Talend Cloud Data Preparation User Guide

author
Talend Documentation Team
EnrichVersion
Cloud
EnrichProdName
Talend Cloud
task
Data Quality and Preparation > Cleansing data
EnrichPlatform
Talend Data Preparation
These definitions will help you understand the main concepts in Talend Data Preparation.
  • Dataset: A dataset holds the raw data that can be used as the raw material for one or more preparations. It is presented as a table on which you can apply recipe steps without affecting the original data. A dataset can be reused across preparations.
  • Preparation: A preparation is what links a dataset and a recipe together: it is the final outcome that you want to achieve with your data. You can export this outcome as a file or connect it to data targets. A preparation takes one dataset and applies a recipe to produce an outcome. The original dataset is never modified.

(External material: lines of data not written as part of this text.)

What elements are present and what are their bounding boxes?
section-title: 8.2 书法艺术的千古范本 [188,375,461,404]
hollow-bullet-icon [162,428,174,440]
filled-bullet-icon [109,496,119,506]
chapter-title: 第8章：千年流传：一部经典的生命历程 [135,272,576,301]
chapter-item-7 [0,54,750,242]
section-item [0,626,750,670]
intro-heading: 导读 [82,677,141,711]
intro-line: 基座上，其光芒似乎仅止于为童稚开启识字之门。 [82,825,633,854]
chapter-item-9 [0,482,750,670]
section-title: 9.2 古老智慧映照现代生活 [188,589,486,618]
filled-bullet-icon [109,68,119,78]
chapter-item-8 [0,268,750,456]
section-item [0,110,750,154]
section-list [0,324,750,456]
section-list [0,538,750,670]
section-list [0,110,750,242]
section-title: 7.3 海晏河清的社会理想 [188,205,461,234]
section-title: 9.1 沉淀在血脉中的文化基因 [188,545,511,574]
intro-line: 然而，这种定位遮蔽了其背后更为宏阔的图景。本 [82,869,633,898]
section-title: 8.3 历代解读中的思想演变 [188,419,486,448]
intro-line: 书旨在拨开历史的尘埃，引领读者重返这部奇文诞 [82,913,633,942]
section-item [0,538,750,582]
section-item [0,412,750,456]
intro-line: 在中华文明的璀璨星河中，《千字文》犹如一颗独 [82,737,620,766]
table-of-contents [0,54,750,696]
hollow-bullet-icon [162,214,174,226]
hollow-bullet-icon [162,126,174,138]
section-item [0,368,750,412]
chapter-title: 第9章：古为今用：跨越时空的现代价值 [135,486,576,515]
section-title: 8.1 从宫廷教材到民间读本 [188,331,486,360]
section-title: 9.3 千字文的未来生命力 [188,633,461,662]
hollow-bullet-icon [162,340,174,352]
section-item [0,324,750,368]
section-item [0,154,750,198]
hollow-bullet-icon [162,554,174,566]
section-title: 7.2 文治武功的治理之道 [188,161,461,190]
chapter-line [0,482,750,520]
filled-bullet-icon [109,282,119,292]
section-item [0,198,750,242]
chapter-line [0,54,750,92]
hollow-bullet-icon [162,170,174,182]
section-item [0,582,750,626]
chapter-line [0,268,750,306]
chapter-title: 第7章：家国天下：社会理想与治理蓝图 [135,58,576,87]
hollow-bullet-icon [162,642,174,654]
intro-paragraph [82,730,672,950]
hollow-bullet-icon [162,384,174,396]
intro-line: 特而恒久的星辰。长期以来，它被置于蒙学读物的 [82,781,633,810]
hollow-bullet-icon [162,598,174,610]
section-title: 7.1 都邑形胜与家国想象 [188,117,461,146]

  • Recipe: A recipe is literally defined as "a set of directions with a list of ingredients for making or preparing something". In Talend Data Preparation, the ingredients are the raw data, called datasets, and the directions are the set of functions applied to the dataset. Visually, the recipe is the top-down sequence of functions in the left collapsible panel. A recipe is linked to the dataset through a preparation. Every update of the recipe is automatically saved in the preparation all the time.
  • Function: A function is an action applied on a row, a column or the whole dataset such as removing empty rows. As functions are applied as part of a preparation, they do not modify the original data. Applied functions are recorded, in sequence, into recipes.